Воздух прогрелся, и будто соленое одеяло окутало странников. Дышать стало трудно. Трудно было понять, сколько прошло времени. Старенькие глубоководные часы Питта и более новые Джордино, специально для профессионалов подводников, выдерживали погружения до двухсот метров и продолжали ходить как ни в чем не бывало, зато соленая вода проникла в простенькие электронные часики Мэйв, и те вскоре остановились.

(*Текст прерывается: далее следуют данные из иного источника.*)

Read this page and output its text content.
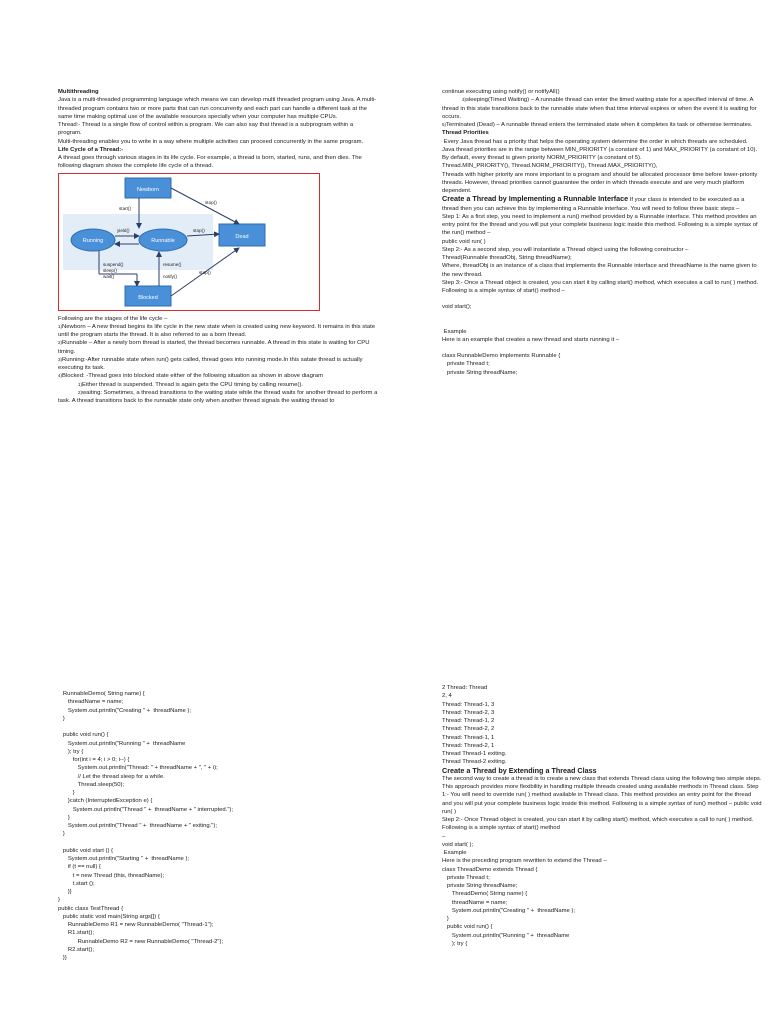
Multithreading
Java is a multi-threaded programming language which means we can develop multi threaded program using Java. A multi-threaded program contains two or more parts that can run concurrently and each part can handle a different task at the same time making optimal use of the available resources specially when your computer has multiple CPUs.
Thread:- Thread is a single flow of control within a program. We can also say that thread is a subprogram within a program.
Multi-threading enables you to write in a way where multiple activities can proceed concurrently in the same program.
Life Cycle of a Thread:-
A thread goes through various stages in its life cycle. For example, a thread is born, started, runs, and then dies. The following diagram shows the complete life cycle of a thread.

Newborn
Running	Runnable
Dead
Blocked
start()
stop()
yield()	stop()
suspend()
sleep()
wait()
resume()
notify()
stop()

Following are the stages of the life cycle –
1)Newborn – A new thread begins its life cycle in the new state when is created using new keyword. It remains in this state until the program starts the thread. It is also referred to as a born thread.
2)Runnable – After a newly born thread is started, the thread becomes runnable. A thread in this state is waiting for CPU timing.
3)Running:-After runnable state when run() gets called, thread goes into running mode.In this satate thread is actually executing its task.
4)Blocked: -Thread goes into blocked state either of the following situation as shown in above diagram
1)Either thread is suspended. Thread is again gets the CPU timing by calling resume().
2)waiting: Sometimes, a thread transitions to the waiting state while the thread waits for another thread to perform a task. A thread transitions back to the runnable state only when another thread signals the waiting thread to
continue executing using notify() or notifyAll()
3)sleeping(Timed Waiting) – A runnable thread can enter the timed waiting state for a specified interval of time. A thread in this state transitions back to the runnable state when that time interval expires or when the event it is waiting for occurs.
5)Terminated (Dead) – A runnable thread enters the terminated state when it completes its task or otherwise terminates.
Thread Priorities
Every Java thread has a priority that helps the operating system determine the order in which threads are scheduled.
Java thread priorities are in the range between MIN_PRIORITY (a constant of 1) and MAX_PRIORITY (a constant of 10). By default, every thread is given priority NORM_PRIORITY (a constant of 5).
Thread.MIN_PRIORITY(), Thread.NORM_PRIORITY(), Thread.MAX_PRIORITY(),
Threads with higher priority are more important to a program and should be allocated processor time before lower-priority threads. However, thread priorities cannot guarantee the order in which threads execute and are very much platform dependent.
Create a Thread by Implementing a Runnable Interface If your class is intended to be executed as a thread then you can achieve this by implementing a Runnable interface. You will need to follow three basic steps –
Step 1: As a first step, you need to implement a run() method provided by a Runnable interface. This method provides an entry point for the thread and you will put your complete business logic inside this method. Following is a simple syntax of the run() method –
public void run( )
Step 2:- As a second step, you will instantiate a Thread object using the following constructor –
Thread(Runnable threadObj, String threadName);
Where, threadObj is an instance of a class that implements the Runnable interface and threadName is the name given to the new thread.
Step 3:- Once a Thread object is created, you can start it by calling start() method, which executes a call to run( ) method. Following is a simple syntax of start() method –
void start();
Example
Here is an example that creates a new thread and starts running it –
class RunnableDemo implements Runnable {
private Thread t;
private String threadName;
RunnableDemo( String name) {
threadName = name;
System.out.println("Creating " +  threadName );
}
public void run() {
System.out.println("Running " +  threadName
); try {
for(int i = 4; i > 0; i--) {
System.out.println("Thread: " + threadName + ", " + i);
// Let the thread sleep for a while.
Thread.sleep(50);
}
}catch (InterruptedException e) {
System.out.println("Thread " +  threadName + " interrupted.");
}
System.out.println("Thread " +  threadName + " exiting.");
}
public void start () {
System.out.println("Starting " +  threadName );
if (t == null) {
t = new Thread (this, threadName);
t.start ();
}}
}
public class TestThread {
public static void main(String args[]) {
RunnableDemo R1 = new RunnableDemo( "Thread-1");
R1.start();
RunnableDemo R2 = new RunnableDemo( "Thread-2");
R2.start();
}}
2 Thread: Thread
2, 4
Thread: Thread-1, 3
Thread: Thread-2, 3
Thread: Thread-1, 2
Thread: Thread-2, 2
Thread: Thread-1, 1
Thread: Thread-2, 1
Thread Thread-1 exiting.
Thread Thread-2 exiting.
Create a Thread by Extending a Thread Class
The second way to create a thread is to create a new class that extends Thread class using the following two simple steps. This approach provides more flexibility in handling multiple threads created using available methods in Thread class. Step 1:- You will need to override run( ) method available in Thread class. This method provides an entry point for the thread and you will put your complete business logic inside this method. Following is a simple syntax of run() method – public void run( )
Step 2:- Once Thread object is created, you can start it by calling start() method, which executes a call to run( ) method. Following is a simple syntax of start() method
–
void start( );
Example
Here is the preceding program rewritten to extend the Thread –
class ThreadDemo extends Thread {
private Thread t;
private String threadName;
ThreadDemo( String name) {
threadName = name;
System.out.println("Creating " +  threadName );
}
public void run() {
System.out.println("Running " +  threadName
); try {
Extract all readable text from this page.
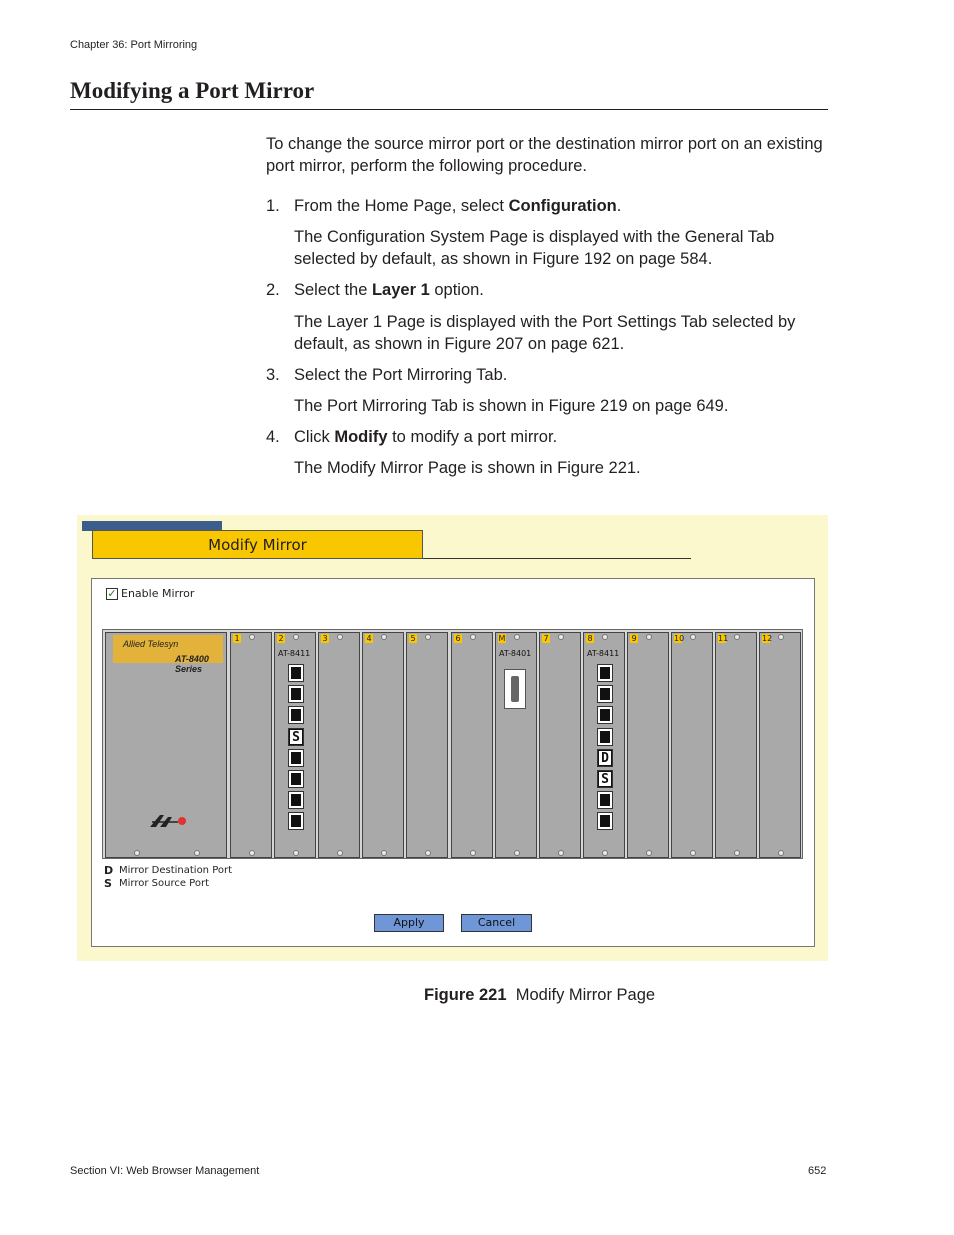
Chapter 36: Port Mirroring
Modifying a Port Mirror

To change the source mirror port or the destination mirror port on an existing port mirror, perform the following procedure.

1. From the Home Page, select Configuration.

The Configuration System Page is displayed with the General Tab selected by default, as shown in Figure 192 on page 584.

2. Select the Layer 1 option.

The Layer 1 Page is displayed with the Port Settings Tab selected by default, as shown in Figure 207 on page 621.

3. Select the Port Mirroring Tab.

The Port Mirroring Tab is shown in Figure 219 on page 649.

4. Click Modify to modify a port mirror.

The Modify Mirror Page is shown in Figure 221.

Modify Mirror
✓ Enable Mirror
Allied Telesyn
AT-8400 Series
1	2
AT-8411
S
3	4	5	6	M
AT-8401
7	8
AT-8411
D
S
9	10	11	12
D Mirror Destination Port
S Mirror Source Port
Apply	Cancel
Figure 221 Modify Mirror Page
Section VI: Web Browser Management	652
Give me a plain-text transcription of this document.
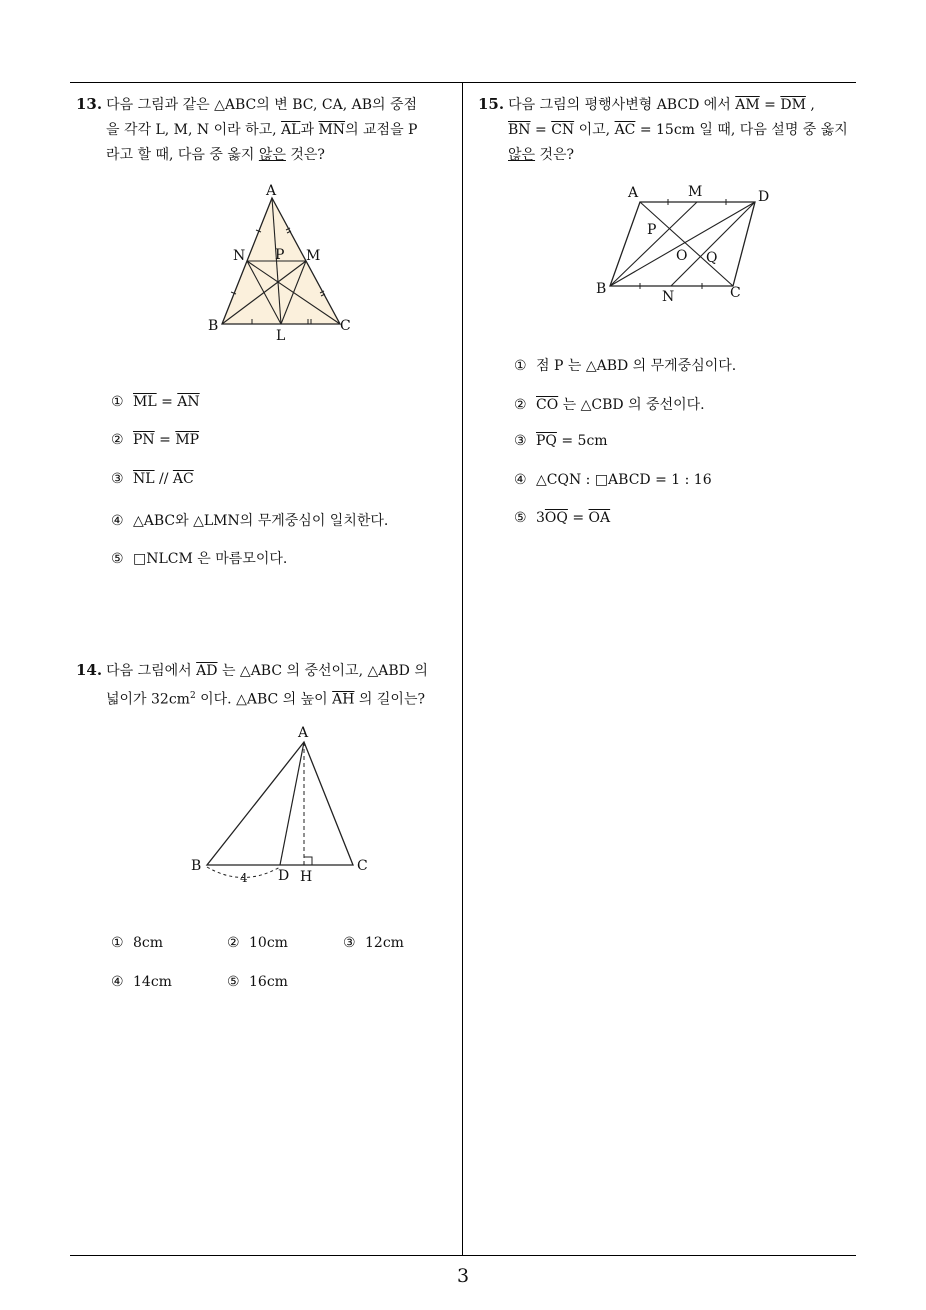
13. 다음 그림과 같은 △ABC의 변 BC, CA, AB의 중점
을 각각 L, M, N 이라 하고, $\overline{AL}$과 $\overline{MN}$의 교점을 P
라고 할 때, 다음 중 옳지 않은 것은?
A
N P M
B	C
L
① $\overline{ML} = \overline{AN}$
② $\overline{PN} = \overline{MP}$
③ $\overline{NL} // \overline{AC}$
④ △ABC와 △LMN의 무게중심이 일치한다.
⑤ □NLCM 은 마름모이다.
14. 다음 그림에서 $\overline{AD}$ 는 △ABC 의 중선이고, △ABD 의
넓이가 $32cm^2$ 이다. △ABC 의 높이 $\overline{AH}$ 의 길이는?
A
B	C
D H
4
① 8cm	② 10cm	③ 12cm
④ 14cm	⑤ 16cm
15. 다음 그림의 평행사변형 ABCD 에서 $\overline{AM} = \overline{DM}$ ,
$\overline{BN} = \overline{CN}$ 이고, $\overline{AC} = 15cm$ 일 때, 다음 설명 중 옳지
않은 것은?
A	M	D
P
O Q
B	N	C
① 점 P 는 △ABD 의 무게중심이다.
② $\overline{CO}$ 는 △CBD 의 중선이다.
③ $\overline{PQ} = 5cm$
④ △CQN : □ABCD = 1 : 16
⑤ $3\overline{OQ} = \overline{OA}$
3
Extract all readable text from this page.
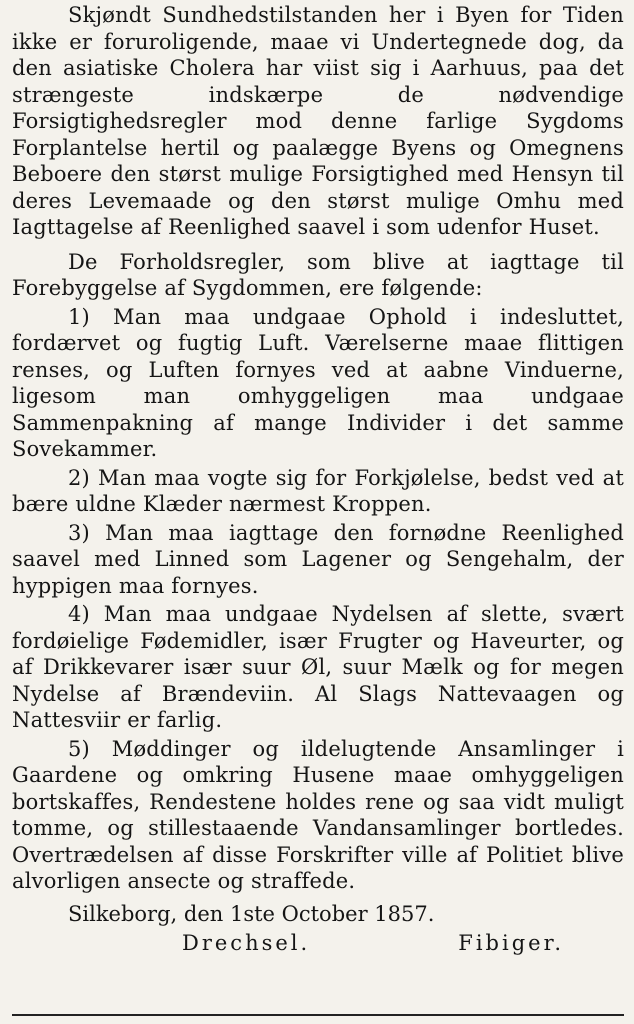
Skjøndt Sundhedstilstanden her i Byen for Tiden ikke er foruroligende, maae vi Undertegnede dog, da den asiatiske Cholera har viist sig i Aarhuus, paa det strængeste indskærpe de nødvendige Forsigtighedsregler mod denne farlige Sygdoms Forplantelse hertil og paalægge Byens og Omegnens Beboere den størst mulige Forsigtighed med Hensyn til deres Levemaade og den størst mulige Omhu med Iagttagelse af Reenlighed saavel i som udenfor Huset.

De Forholdsregler, som blive at iagttage til Forebyggelse af Sygdommen, ere følgende:

1) Man maa undgaae Ophold i indesluttet, fordærvet og fugtig Luft. Værelserne maae flittigen renses, og Luften fornyes ved at aabne Vinduerne, ligesom man omhyggeligen maa undgaae Sammenpakning af mange Individer i det samme Sovekammer.

2) Man maa vogte sig for Forkjølelse, bedst ved at bære uldne Klæder nærmest Kroppen.

3) Man maa iagttage den fornødne Reenlighed saavel med Linned som Lagener og Sengehalm, der hyppigen maa fornyes.

4) Man maa undgaae Nydelsen af slette, svært fordøielige Fødemidler, især Frugter og Haveurter, og af Drikkevarer især suur Øl, suur Mælk og for megen Nydelse af Brændeviin. Al Slags Nattevaagen og Nattesviir er farlig.

5) Møddinger og ildelugtende Ansamlinger i Gaardene og omkring Husene maae omhyggeligen bortskaffes, Rendestene holdes rene og saa vidt muligt tomme, og stillestaaende Vandansamlinger bortledes. Overtrædelsen af disse Forskrifter ville af Politiet blive alvorligen ansecte og straffede.

Silkeborg, den 1ste October 1857.
Drechsel.	Fibiger.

Едва море разбушевалось, Мэйв легла на дно лодки и принялась молиться, чтобы выжить и снова увидеть своих мальчиков; молилась, чтобы не умереть и оставить у них нежную память по себе, а не просто смутные воспоминания о матери, сгинувшей и нашедшей могилу в безжалостном море. Она мучилась, угадывая, что за судьба ждет близнецов в руках ее отца. Поначалу была напугана, как никогда в жизни, страх холодной снежной лавиной душил ее. Потом понемногу он стал уходить, когда сознание подсказывало: нет такой силы, чтобы разомкнуть руки мужчин, сцепленные у нее на спине и плечах. Их сила казалась сверхъестественной. Мэйв почувствовала, как в ней затеплилась надежда, что все-таки удастся выжить и увидеть новый рассвет.
У Питта такого радужного ожидания не было. Он-то хорошо понимал, что его и Джордино силы давно на исходе. Злейшие их враги — переохлаждение и усталость — подкрадывались незаметно. Что-то должно пересилить: либо их стойкость, либо буйство шторма. Силы в схватке были неравны, и полное изнеможение, казалось, уже близко. И все же Питт отказывался признавать тщету своих усилий. Он цеплялся за жизнь, напрягаясь, крепко держался, ожидая, когда очередная волна обрушится на лодку, понимая, что гибель приближается неумолимо.
32
Питт, Мэйв и Джордино не погибли.
К вечеру ветер утих, а вскоре присмирели и волны. Неведомо почему тайфун резко поменял направление и умчался на юго-восток, к Антарктике. Скорость ветра упала со ста пятидесяти километров до шестидесяти. Проливной дождь перешел в морось, а затем в туман. Откуда ни возьмись появилась чайка. Пока тьма снова не окутала море, она кружила над маленьким судном, протяжно стеная, будто бы поражаясь его небывалой плавучести.
Еще через час небо очистилось от туч и ветер стих так, что едва пошевелил бы парус. Казалось, что шторм был дурным сном, ворвавшимся ночью и исчезнувшим с приходом дня. Люди выиграли схватку со стихией. Одичалые волны и жестокие ветры не смогли утянуть их в пучину. То, что бурный шторм не уничтожил своей убийственной яростью, он вознаградил милосердием.
«Прямо мистика какая-то, — подумала Мэйв. — Если бы нам суждено было погибнуть, мы ни за что не пережили бы этот шторм. — И уверилась твердо: — Жизнь нам оставлена ради какой-то цели».
Не могли вымолвить ни слова три обессилевших и изможденных человека, тесно прижавшихся друг к другу в лодке. Убаюканные спокойствием, пришедшим на смену умчавшемуся урагану, измотанные люди чувствовали полное безразличие к обстоятельствам, в которых оказались, и крепко заснули.
Море покачивалось до следующего утра: наследие шторма, — потом угомонилось, и поверхность сделалась совсем гладкой. Туман рассеялся, видимость значительно улучшилась. Теперь море, казалось, хотело взять их измором.
Проснувшись, Питт попробовал сесть и застонал от боли. Морская болтанка разбередила раны, нанесенные охранниками Дорсетта. Жмурясь от слепящих бликов солнца на воде, Питт, стиснув зубы, сел. Теперь оставалось только ждать. Но чего? Корабля, идущего прямым курсом на лодку? Пустая надежда — в эти широты не заходят суда. Артур Дорсетт с умом выбрал место, где бросить их.
«Я убью его, — подумал Питт. — Если я выживу, то убью его. Он заслуживает смерти». Не забыл Питт и про Боудикку с Дейрдрой. «Они тоже поплатятся за то, как обошлись с Мэйв», — поклялся он.